Algunos, muy pocos, consiguieron subirse a algún barco. Cuando llegaron a lo que parecía un puerto seguro, no les dejaron desembarcar. Cuando lograron pisar tierra, no les dejaron dirigirse a ningún lugar. Cuando los reunieron detrás de una alambrada, los llevaron a otro recinto cerrado, un campo de trabajo donde les hicieron trabajar en condiciones penosas y sin recibir ningún salario a cambio. Muchos murieron de agotamiento, de desnutrición. Otros compartieron durante años la misma vida de aquellos que no habían logrado culminar la hazaña de escapar de su país. Habían sido tantos que también hubo muchos que tuvieron suerte, y llegaron a países hospitalarios donde pudieron rehacer su vida, labrarse un futuro lejos de su tierra, encontrar otro oficio, otro hogar, otra familia. Pero, en proporción, los afortunados de entonces fueron pocos. Tan pocos como los afortunados de ahora.

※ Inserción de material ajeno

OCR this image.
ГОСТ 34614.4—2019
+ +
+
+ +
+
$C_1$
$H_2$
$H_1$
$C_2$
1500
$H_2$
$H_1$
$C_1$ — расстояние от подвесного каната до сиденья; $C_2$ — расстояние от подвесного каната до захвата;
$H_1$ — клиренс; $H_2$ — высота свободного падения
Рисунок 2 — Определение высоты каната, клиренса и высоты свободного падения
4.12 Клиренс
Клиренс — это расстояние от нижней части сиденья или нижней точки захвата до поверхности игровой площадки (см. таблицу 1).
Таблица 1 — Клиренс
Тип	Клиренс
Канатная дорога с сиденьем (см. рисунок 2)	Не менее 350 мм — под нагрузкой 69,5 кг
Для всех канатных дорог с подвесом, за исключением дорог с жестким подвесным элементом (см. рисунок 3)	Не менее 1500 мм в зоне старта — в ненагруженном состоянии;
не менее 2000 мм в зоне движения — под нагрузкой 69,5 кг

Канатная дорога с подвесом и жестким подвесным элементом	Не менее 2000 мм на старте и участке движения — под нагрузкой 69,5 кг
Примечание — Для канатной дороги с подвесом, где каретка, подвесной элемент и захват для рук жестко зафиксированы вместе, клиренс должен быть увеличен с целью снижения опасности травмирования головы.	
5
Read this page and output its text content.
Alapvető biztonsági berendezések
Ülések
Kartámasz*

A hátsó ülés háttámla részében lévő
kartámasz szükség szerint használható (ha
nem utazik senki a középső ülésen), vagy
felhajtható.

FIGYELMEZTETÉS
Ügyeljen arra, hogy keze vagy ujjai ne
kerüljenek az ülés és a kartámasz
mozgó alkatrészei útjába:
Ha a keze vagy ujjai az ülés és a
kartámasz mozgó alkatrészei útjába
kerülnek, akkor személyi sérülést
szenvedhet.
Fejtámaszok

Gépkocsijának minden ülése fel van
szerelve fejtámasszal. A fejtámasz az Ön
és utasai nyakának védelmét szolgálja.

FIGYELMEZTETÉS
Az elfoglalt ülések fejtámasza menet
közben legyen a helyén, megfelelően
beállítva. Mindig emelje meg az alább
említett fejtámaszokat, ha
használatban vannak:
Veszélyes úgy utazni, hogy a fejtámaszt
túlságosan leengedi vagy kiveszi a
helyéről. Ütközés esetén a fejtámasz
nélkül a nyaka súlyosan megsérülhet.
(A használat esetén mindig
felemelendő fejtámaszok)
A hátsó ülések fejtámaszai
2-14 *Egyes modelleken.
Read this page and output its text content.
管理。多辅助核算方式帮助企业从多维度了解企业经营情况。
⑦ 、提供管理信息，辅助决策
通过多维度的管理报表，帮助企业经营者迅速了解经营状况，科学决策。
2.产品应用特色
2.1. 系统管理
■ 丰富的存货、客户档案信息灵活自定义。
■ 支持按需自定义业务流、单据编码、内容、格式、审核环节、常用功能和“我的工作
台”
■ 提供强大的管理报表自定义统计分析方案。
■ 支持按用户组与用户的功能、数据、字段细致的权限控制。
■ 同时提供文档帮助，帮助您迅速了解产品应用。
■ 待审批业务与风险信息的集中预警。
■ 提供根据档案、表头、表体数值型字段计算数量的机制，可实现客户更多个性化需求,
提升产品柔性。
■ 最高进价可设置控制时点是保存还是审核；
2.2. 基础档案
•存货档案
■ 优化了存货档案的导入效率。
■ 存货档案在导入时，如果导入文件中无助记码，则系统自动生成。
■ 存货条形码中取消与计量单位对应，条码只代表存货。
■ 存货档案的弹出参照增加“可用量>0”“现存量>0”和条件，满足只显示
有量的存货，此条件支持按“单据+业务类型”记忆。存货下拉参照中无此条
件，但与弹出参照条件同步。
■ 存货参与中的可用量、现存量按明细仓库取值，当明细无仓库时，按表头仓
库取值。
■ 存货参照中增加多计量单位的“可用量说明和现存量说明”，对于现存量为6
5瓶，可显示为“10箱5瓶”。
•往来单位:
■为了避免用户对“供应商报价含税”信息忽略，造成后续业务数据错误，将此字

Han pasado 80 años. Quienes salieron de sus casas para echar a andar por una carretera no eran hondureños. Quienes surcaron el Mediterráneo en barcos abarrotados para no obtener permiso de desembarcar en puerto alguno no eran africanos. Quienes cruzaron ríos a nado, y treparon por alambradas, y peregrinaron por el mundo como parias desposeídos, privados de cualquier derecho, maltratados, explotados, humillados, se apellidaban García, Martínez, Fernández, López.

Habrían podido ser sus abuelos, o los míos.